E também ter o gosto de contemplar minha pequena biblioteca e saber que uns quatro ou cinco livros ali no meio foram produzidos por mim!

Qual a melhor dica que você pode oferecer para alguém tentando entrar no mercado editorial? Como escritor e/ou editor?

Freud diz que todos os livros de sucesso popular tem um herói, em torno do qual se dá a história, que atrai o carinho do publico e que parece sempre estar protegido por alguma 'providencia especial'. Você concorda com isso?

Qual é o maior diferencial que um escritor criativo pode ter?

As dicas já estão aí: ser visceral, e ter desprendimento. Não sou a melhor pessoa para aconselhar sobre o mercado, porque ainda não publiquei best-sellers. Mas vale dizer: aconselhe-se, sim, com os mais experientes. Mas não siga fórmulas, saia do convencional. Num mundo fractal, é isso que fará você se sobressair: o desvio dos padrões.

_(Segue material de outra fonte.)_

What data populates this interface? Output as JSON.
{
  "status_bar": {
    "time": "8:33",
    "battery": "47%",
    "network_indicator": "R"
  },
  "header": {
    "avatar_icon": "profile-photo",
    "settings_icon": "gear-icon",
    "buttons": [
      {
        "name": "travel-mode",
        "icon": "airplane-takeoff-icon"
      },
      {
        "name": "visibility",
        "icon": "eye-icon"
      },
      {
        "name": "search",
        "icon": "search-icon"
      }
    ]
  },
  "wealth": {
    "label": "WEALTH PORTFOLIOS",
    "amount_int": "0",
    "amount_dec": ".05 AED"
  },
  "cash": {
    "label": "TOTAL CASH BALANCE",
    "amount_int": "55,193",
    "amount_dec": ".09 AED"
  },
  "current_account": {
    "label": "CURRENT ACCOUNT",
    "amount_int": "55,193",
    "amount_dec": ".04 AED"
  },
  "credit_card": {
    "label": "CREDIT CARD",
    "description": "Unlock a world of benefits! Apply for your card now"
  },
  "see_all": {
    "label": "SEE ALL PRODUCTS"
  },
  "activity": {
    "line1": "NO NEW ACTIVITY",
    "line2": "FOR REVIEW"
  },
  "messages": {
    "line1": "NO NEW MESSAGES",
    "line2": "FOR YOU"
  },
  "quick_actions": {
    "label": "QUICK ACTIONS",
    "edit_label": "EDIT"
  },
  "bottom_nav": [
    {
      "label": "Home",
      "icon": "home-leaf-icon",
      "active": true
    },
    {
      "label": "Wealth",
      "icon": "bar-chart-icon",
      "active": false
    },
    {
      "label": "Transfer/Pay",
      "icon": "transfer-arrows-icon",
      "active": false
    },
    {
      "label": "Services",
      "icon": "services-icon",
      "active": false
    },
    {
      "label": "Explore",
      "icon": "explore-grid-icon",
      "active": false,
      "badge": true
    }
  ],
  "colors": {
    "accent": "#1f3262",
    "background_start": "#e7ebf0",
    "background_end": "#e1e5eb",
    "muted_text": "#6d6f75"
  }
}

Isso também foi matéria para o mitólogo Joseph Campbell. Chamamos a isso de arquétipos, ou modelos, nos quais nos espelhamos. É a “jornada do herói”. A saga cinematográfica Star Wars foi o exemplo clássico analisado por Campbell, mas isso vale para qualquer trama. Os dramas humanos são os mesmos, desde Perseu, desde o Cavalo de Tróia, desde Édipo e Jocasta, desde Cupido e Psique. Não se criam dramas novos. Criam-se pontos de vista, fazem-se adaptações aos tempos. Porque o ser humano continua buscando a mesma coisa: saber quem ele é. É isso o que atrai a gente. Não é algo que possa ser mudado, enquanto formos nós. Podemos variar a forma, mas no fundo será sobre isso.

Por esse motivo, busco autores viscerais. Não importa tanto o inventar estórias, os gregos e outros povos antigos já escreveram todas. Quero saber como é que o escritor de hoje as conta.